Wiping and restoring my entire iPhone seemed like overkill when the only issue I was having was photo syncing. So my next idea was to delete all the photos from my phone and start over from scratch with iCloud Photo Library.
So here’s what I did, and it seems to have worked. First, I eyeballed all the recent photos and videos I’d shot using my iPhone and double-checked that they had all already been synced to iCloud. They were — I could see all my recent shots on my other devices.
Next, I disabled iCloud Photo Library on my iPhone again. You do that by going into the Apple ID section of Settings (where your name is shown at the very top of the root level) → iCloud → Photos and turned off everything. When it asked if I wanted to download a copy of the photos and videos from my iCloud library I declined.

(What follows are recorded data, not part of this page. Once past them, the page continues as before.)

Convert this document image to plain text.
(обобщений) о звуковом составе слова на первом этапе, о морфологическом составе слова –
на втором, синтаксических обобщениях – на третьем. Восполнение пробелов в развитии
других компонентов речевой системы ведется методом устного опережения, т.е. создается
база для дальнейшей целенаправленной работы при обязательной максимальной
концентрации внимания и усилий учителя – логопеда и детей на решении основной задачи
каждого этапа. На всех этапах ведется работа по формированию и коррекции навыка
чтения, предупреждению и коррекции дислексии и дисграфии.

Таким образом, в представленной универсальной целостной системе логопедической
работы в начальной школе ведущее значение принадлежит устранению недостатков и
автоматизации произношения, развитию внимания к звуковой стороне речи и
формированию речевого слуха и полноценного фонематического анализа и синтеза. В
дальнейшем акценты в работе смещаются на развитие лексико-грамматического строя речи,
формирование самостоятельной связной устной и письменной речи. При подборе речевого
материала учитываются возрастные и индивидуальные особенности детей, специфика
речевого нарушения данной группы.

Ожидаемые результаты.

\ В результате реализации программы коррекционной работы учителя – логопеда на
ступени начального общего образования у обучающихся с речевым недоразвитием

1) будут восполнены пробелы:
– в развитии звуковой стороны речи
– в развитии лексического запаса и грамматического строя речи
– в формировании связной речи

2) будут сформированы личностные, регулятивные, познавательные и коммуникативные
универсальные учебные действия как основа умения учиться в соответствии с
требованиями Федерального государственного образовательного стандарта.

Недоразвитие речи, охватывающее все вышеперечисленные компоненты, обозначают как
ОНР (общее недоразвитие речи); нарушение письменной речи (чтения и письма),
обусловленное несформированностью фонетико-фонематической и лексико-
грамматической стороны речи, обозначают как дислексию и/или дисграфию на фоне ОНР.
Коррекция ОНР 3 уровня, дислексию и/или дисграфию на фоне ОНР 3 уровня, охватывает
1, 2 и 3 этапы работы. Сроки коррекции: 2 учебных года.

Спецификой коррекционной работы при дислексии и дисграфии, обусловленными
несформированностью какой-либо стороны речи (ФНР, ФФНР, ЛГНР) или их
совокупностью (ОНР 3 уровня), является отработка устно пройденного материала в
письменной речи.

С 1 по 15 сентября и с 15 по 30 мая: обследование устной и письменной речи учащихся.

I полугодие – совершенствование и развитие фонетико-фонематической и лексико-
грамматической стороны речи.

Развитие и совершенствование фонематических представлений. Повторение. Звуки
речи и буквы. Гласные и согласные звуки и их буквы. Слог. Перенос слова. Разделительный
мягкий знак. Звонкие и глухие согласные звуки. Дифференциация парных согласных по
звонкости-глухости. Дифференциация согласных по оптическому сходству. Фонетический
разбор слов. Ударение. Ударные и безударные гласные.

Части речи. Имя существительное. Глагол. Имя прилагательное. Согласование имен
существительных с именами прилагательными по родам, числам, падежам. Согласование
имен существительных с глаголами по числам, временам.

Next, I wanted to delete every single photo and video from my iPhone. To my knowledge there is no easy way to do this on the iPhone itself. (There are a lot of tasks like this that are easy on the Mac thanks to Edit → Select All that are painfully tedious on iOS. Update: Here’s a clever way to use iOS 12’s Shortcuts app to delete all photos and videos from your Library.) I connected the iPhone to my Mac with a Lightning cable and used Image Capture to delete all photos and videos from my phone. Image Capture just treats the iPhone like a regular camera. Image Capture crashed three times during this process (I’m still running MacOS High Sierra 10.13.6, for what it’s worth), but after the fourth run the iPhone had no photos or videos left.
Then I re-enabled iCloud Photo Library on the phone, and about 20 minutes later, everything was back to normal. My iPhone reported exactly the same number of photos and videos in my library as on all my other devices. Most of those items are still just placeholders, even as I write this, but they’re filling in steadily — which is exactly how iCloud Photo Library works when you start syncing a large library to a new device.
So if you temporarily turn off iCloud Photo Library and turn it back on, it might be easier to just delete all your photos from your iPhone first, and let them all sync back from iCloud.